Já estava na caixa registadora desde
o Natal. Logo nos primeiros dias de trabalho, teve de usar um barrete de pai-natal.
Embora tivesse há uns anos deixado de acreditar naquela figurinha gorda e de
barbas brancas. E sentia pena das renas que tinham de correr muito e pouco
ganhavam com isso. E muitas vezes ninguém olhava para elas, porque quem tinha
as prendas era o pai-natal.
Nunca mais esqueceria o calor que
sentia na cabeça enquanto registava as contas do bacalhau, do açúcar, da
aletria, dos chocolates, dos brinquedos… Enquanto ouvia: ó mãe, quero um ovo,
eu quero, mas eu quero… Pronto, pega lá o ovo e está calado!
Só esperava era não ter de usar
umas orelhas de burro no Carnaval, porque até era boa aluna. Tinha era de
contribuir para as despesas dos estudos e da casa e por isso tinha um
part-time. E tinha sorte porque muitos amigos queriam e não arranjavam.
Em cada dia de trabalho, repetia
a saudação inicial mais de quarenta vezes. Assim como perguntava se o cliente
tinha cartão para os descontos. Metia as compras nos sacos, seguindo as
instruções que tinha. Algumas clientes queriam menos coisas em cada saco. Ó
menina, não ponha aí os tomates, não vê que pisa. Outras deviam ser mais
ecológicas e queriam mais coisas juntas para poupar os sacos. Outras pediam: ó
menina, posso levar alguns saquinhos?
Era chato era a dificuldade em
reconhecer alguns frescos. Sempre tinha confundido a couve-flor com os brócolos.
E as variedades de maçãs também demoraram a aprender.
Enquanto a máquina faz os
cálculos, as mãos sempre sem parar: abrindo os sacos para poupar tempo depois.

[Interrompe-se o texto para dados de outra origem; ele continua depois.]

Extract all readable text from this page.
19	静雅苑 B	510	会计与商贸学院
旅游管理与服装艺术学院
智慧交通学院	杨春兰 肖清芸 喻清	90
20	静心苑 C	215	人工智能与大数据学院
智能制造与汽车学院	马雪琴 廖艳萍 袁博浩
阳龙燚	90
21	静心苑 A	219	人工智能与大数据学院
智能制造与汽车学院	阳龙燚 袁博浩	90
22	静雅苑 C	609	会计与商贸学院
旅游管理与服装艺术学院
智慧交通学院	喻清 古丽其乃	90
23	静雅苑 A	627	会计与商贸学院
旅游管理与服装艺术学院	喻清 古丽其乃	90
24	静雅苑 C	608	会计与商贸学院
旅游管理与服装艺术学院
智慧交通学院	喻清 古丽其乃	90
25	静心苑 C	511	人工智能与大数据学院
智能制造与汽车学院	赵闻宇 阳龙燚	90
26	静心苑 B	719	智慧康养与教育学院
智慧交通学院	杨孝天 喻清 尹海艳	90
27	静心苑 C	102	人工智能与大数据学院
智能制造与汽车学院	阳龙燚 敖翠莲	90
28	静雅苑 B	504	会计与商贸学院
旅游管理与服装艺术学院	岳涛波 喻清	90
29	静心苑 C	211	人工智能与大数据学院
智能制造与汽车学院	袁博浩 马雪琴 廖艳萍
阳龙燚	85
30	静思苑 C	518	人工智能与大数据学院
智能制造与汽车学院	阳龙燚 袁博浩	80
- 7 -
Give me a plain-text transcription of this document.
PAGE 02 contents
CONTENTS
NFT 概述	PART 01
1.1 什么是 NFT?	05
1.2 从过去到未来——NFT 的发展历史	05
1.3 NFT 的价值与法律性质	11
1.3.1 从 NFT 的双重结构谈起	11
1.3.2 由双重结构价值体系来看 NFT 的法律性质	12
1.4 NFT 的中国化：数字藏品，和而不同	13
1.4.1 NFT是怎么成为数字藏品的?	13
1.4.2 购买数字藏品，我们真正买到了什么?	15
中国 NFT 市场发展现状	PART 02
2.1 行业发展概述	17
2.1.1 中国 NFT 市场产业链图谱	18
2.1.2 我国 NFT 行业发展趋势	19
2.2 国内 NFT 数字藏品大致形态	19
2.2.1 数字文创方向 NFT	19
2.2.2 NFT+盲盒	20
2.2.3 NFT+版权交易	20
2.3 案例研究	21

Quase sem olhar à sua volta. O pescoço já dói um pouco. E os braços também. O
vinho em promoção é pousado às caixas no tapetinho rolante e tem de pegar nelas para registar e passar ao cliente.
Tudo tem de ser feito com
simpatia e atenção às contas. No final do turno, tudo tem de bater certo.
Quando chega a casa, às vezes nem
diz boa-noite. A mãe não fica nada contente mas nem sempre pergunta porquê.